Todos los participantes vieron estímulos faciales, corporales y de objetos en diferentes órdenes. El experimento se realizó en línea y se pidió a los participantes que calificaran cuánto les gustaban las imágenes que veían. La condición de ayuno se completó después de más de 12 horas sin comer durante la noche y la condición de merienda se completó inmediatamente después de comer una merienda.

Los resultados respaldaron investigaciones anteriores que sugerían que la apreciación de los cuerpos humanos puede verse alterada por el hambre. Además, amplió esta investigación al mostrar que la preferencia por las caras, que pueden ser pistas indirectas sobre el almacenamiento de grasa, y la preferencia por los objetos, que no está relacionada con la grasa, también pueden verse afectadas por el hambre. Los participantes con IMC alto mostraron preferencias basadas en el hambre por la redondez, pero los participantes con IMC bajo no. Los participantes con un IMC alto mostraron preferencia por la redondez en todas las condiciones, pero la relación fue más fuerte cuando estaban en ayunas y hambrientos.
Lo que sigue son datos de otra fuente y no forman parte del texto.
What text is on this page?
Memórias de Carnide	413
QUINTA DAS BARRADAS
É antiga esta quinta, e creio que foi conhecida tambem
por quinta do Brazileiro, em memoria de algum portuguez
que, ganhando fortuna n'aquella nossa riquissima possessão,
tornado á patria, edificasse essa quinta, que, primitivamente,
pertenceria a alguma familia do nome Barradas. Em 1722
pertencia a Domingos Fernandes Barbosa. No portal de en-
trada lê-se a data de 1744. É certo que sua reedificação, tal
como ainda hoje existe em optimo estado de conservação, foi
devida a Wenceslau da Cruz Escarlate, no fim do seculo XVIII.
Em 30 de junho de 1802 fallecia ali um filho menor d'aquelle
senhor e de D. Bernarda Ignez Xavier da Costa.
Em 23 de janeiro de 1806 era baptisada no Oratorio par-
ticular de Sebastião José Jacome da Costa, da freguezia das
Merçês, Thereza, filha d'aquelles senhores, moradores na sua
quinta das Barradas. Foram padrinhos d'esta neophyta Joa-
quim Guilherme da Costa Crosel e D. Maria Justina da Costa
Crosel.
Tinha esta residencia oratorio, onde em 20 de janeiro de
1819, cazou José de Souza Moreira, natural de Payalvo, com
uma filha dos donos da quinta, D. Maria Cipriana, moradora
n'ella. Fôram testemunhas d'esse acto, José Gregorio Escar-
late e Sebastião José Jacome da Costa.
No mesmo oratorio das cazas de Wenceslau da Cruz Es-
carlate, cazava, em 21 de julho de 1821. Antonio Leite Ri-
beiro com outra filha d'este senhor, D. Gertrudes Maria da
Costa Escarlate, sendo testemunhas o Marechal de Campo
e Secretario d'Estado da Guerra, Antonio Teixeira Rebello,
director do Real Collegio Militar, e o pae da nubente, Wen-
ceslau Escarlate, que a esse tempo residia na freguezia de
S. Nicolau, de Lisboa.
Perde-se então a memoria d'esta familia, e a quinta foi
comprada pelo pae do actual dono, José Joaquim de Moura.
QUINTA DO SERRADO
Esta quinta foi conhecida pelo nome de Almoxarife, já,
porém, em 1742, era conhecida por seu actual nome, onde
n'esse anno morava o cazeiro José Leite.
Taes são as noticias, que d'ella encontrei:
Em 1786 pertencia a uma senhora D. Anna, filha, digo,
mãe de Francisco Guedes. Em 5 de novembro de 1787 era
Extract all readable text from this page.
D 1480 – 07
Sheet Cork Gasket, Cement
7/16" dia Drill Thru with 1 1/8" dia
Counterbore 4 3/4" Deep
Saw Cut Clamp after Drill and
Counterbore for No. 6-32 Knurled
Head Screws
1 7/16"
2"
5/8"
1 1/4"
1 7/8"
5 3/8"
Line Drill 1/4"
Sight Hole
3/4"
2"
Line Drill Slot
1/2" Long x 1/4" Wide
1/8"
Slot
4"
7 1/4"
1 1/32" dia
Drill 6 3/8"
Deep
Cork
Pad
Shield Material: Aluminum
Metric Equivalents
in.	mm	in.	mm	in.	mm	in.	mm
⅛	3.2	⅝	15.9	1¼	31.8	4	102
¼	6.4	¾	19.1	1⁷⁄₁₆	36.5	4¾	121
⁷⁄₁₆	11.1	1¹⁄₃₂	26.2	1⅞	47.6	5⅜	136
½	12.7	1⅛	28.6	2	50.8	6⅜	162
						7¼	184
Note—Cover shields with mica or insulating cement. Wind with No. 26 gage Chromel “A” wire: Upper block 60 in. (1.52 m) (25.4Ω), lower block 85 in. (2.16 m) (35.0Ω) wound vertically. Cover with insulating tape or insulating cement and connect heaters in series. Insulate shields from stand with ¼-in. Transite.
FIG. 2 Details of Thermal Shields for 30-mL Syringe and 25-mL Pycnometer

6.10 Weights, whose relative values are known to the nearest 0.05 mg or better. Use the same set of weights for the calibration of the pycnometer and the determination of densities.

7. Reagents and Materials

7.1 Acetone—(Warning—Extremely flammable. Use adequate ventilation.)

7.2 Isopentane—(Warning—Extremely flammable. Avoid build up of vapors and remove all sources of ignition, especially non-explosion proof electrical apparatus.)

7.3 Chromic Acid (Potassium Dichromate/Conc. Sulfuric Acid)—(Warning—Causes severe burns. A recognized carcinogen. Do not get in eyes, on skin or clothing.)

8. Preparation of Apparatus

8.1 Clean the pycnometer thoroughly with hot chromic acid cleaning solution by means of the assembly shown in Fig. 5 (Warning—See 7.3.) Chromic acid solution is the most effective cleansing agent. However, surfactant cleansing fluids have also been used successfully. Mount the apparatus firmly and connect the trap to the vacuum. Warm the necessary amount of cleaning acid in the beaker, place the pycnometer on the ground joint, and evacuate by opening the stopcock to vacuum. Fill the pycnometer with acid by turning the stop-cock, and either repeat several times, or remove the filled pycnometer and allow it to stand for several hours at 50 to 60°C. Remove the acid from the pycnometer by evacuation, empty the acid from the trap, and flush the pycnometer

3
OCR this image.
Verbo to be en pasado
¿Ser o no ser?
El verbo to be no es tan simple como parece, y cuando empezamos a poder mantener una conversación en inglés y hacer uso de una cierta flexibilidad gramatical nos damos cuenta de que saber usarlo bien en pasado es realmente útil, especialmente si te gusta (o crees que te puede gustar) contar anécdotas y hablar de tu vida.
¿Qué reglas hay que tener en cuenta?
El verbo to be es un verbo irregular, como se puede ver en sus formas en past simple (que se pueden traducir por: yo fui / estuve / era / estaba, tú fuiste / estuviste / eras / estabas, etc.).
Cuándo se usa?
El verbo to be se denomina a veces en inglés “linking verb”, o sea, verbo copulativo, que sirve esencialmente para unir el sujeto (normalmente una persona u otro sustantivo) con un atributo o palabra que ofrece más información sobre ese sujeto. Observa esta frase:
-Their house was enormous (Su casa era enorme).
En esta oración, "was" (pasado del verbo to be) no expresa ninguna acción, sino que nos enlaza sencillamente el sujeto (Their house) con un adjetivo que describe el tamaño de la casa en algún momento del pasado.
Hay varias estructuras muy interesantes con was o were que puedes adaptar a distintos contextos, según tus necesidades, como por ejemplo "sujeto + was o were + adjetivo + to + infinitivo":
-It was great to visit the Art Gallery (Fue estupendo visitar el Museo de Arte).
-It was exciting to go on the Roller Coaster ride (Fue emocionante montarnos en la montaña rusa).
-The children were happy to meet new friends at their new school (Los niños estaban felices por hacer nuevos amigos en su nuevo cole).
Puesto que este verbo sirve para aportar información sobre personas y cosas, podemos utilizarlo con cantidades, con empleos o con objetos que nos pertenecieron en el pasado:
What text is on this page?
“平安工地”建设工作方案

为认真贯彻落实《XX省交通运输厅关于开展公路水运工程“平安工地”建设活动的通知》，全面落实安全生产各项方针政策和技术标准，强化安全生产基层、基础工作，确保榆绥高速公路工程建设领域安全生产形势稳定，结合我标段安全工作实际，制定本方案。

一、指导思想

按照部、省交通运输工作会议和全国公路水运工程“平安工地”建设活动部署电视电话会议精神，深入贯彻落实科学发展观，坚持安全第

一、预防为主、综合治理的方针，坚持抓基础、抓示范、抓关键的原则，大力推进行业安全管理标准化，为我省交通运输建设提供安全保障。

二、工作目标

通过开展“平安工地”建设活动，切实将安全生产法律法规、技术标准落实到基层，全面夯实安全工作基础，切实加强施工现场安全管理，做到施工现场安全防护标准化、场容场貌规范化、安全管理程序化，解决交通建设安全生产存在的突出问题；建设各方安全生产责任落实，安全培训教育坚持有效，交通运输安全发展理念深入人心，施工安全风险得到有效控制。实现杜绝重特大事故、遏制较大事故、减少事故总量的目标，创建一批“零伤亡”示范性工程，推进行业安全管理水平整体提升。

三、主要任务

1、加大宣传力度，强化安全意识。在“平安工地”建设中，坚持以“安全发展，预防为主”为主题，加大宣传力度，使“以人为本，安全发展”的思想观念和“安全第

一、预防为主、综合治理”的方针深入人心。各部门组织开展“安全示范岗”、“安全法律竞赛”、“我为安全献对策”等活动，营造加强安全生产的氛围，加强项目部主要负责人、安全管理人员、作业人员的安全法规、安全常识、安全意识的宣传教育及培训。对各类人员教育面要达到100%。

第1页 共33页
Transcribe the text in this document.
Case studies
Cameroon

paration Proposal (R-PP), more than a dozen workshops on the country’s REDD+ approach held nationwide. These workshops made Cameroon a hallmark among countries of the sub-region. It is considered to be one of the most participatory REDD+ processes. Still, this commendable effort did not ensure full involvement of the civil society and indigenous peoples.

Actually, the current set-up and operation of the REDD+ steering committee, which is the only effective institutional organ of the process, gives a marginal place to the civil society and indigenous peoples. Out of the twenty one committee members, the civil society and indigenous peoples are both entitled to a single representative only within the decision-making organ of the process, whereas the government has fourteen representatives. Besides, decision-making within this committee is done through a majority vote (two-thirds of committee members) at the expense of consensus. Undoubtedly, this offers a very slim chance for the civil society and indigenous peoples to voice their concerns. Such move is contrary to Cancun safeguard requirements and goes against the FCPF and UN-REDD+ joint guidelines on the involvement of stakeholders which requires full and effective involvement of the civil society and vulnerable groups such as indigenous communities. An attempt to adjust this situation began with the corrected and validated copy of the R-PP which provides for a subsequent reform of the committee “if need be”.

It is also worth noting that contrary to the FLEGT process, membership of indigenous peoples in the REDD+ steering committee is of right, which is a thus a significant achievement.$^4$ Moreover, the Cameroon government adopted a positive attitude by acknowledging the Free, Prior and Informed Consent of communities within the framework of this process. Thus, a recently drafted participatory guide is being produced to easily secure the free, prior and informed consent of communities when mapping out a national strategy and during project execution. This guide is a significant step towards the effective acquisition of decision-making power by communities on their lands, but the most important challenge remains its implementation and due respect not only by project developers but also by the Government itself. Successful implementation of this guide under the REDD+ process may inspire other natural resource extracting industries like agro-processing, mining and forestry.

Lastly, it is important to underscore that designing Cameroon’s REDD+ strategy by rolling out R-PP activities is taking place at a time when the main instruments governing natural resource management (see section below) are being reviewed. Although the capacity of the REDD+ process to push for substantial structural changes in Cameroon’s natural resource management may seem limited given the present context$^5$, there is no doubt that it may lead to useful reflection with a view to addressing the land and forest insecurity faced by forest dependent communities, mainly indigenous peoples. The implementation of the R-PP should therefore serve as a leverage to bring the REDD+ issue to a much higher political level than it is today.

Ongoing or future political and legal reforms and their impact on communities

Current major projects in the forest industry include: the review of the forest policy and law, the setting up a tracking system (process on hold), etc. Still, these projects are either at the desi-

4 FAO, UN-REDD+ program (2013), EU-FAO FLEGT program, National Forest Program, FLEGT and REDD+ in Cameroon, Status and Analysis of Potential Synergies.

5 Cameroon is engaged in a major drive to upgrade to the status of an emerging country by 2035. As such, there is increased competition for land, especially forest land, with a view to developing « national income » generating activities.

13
Este estudio amplió con éxito la literatura sobre los efectos del hambre en las preferencias estéticas. A pesar de esto, también tiene limitaciones. Una de esas limitaciones es que este estudio no profundizó en las diferencias de género, lo que podría tener un efecto significativo. Además, este estudio no evaluó el nivel socioeconómico o la seguridad financiera. Esto podría ser importante porque la inseguridad alimentaria se ha relacionado con la preferencia por una pareja más pesada en investigaciones anteriores.

“El trabajo futuro podría buscar dilucidar la relación entre los estados fisiológicos del hambre y los cambios en la apreciación de los cuerpos humanos y si esta relación podría estar mediada por rasgos individuales asociados con la adiposidad corporal del espectador”, dijeron los investigadores.

El estudio, “’¡Cuando el hambre hace que todo se vea mejor!’: El efecto del hambre en la apreciación estética de los cuerpos, rostros y objetos humanos”, fue realizado por Valentina Cazzato, Carmelo M. Vicario y Cosimo Urgesi.